Ohh, and how could I forget,
“The wise man built his house upon Iraq
and the bombs came tumbling down . . “
There is beauty all around
When there’s lunch at home
Peas and carrots here abound
When there’s lunch at home
Rolls and cold cuts, chicken fried
Noodle salad on the side
Finished off with apple pie
When there’s lunch at home.
(I can only take credit for the last half, which I had to write because I couldn’t remember how I heard it. But I should get extra points for writing and posting this from my BlackBerry during sacrament meeting.)
Okay, just one more:
Come, ye children of the Lord
We have children, they are bored
They are being quite a pain
They are causing nervous strain
Oh, what joy it will portend
When the sacrament will end
Off they’ll go to primary
And in Sunday School we’ll sleep.
I liked the Jonah verse so much, I wrote my own new verse during sunday school:
Deborah was a prophet, dwelt under a palm,
Judging all the people from Mount Ephraim.
Sisera was killed by a woman with a nail,
When they followed Deborah, Israel could not fail.
Follow the prophetess, follow the prophetess, follow the prophetess, don’t go astray.
Follow the prophetess, follow the prophetess, follow the prophetess, she knows the way.
I almost wish I was primary chorister so I could teach the new verses to the kiddies…
ed–
Bless your soul! I have been wanting to do that for years but have no talent. Now do Huldah and Miriam.

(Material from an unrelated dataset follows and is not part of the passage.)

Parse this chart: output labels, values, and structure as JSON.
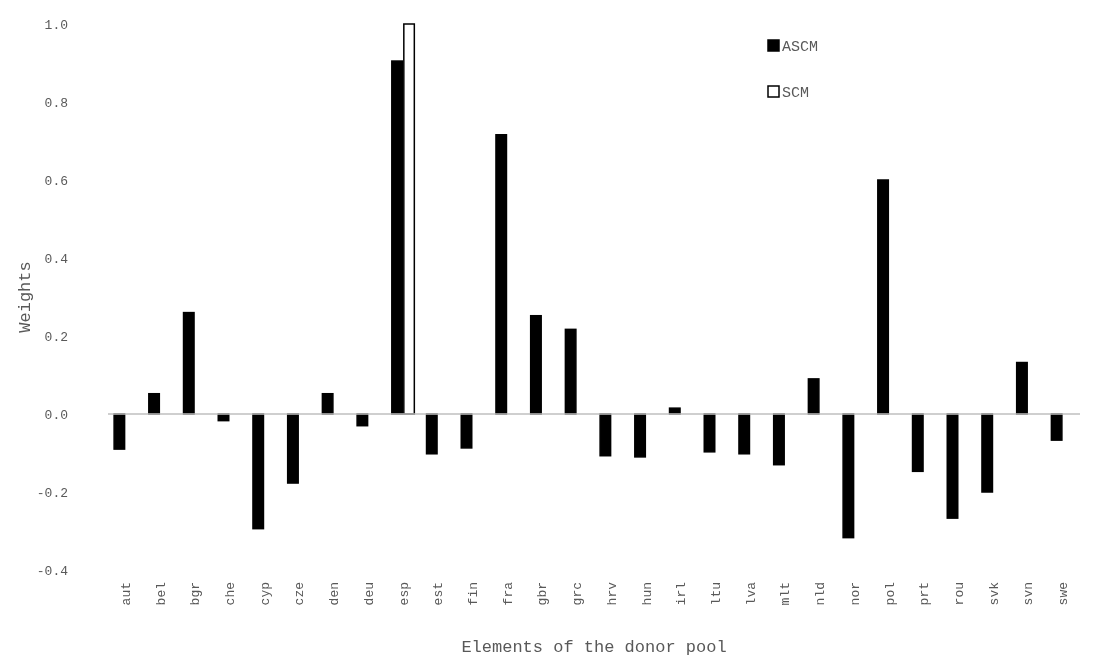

Huldah was a prophet; she could read the book,
King Josiah said, “would you please have a look?”
She said, “It’s not pretty; the law has been ignored,
Someone’s gonna pa-ay, for thus saith the Lord!”
Follow the prophet, follow the prophet, follow the prophet, don’t go astray.
Follow the prophet, follow the prophet, follow the prophet, she knows the way!
Miram was a prophet, boy the girl could dance
With a tamborine, she learned how to prance
But she then sassed Moses, this was his reply
A little bit of whiteface, now you know the why …
I have always consistently sung:
I am a child of God…
with parents kinduv dear…
So, is it ‘ok’ to sing non-trad/self-created lyrics during a communally performed hymn/song?
I ask cuz I often do the same…inserting the name of whomever I am attending church with into certain parts of the song (usually my two kids Kevin-15 and Salina-12) in order to personalize it.
Oh, Taylor, I can beat that:
I am a child of God
With parents kinda weird
is how my boys think it is done.
Maybe not quite thread-related, but somebody once pointed out that you can sing “If You Could Hie to Kolob” to the tune of the theme song from “The Beverly Hillbillies.” For some reason I find this endlessly amusing, especially when I get to the last line of each verse (e.g. “Where Gods began to be”). Try it!
I wish I could take credit for this one:
In our lovely Deseret
Where the saints of God have met
There’s a million squirming rugrats to be found
And they cry and fuss and shout
Till their parents take them out
To the corridor where they can run around
And there’s “Love at Home” for the dysfunctional family:
“There is beauty all around
When there’s no one home…”
I actually sing this version.
Ere you left your flat this morning
did you think to shave?
In the name of Karl G. Maeser
did you think to use your razor
at the gates of day?
Oh how stubble wrecks one’s features.
Hair will change the knight to knave
So, through life’s dark dreary detours
don’t forget to shave.
I blame the Honor Code office… (they’re probably also responsible for the remaining rhyme scheme problems).
I led the congregation in singing I am a child of God and when I was leaving the room afterward, my dad said, “I don’t think your knees are so great!”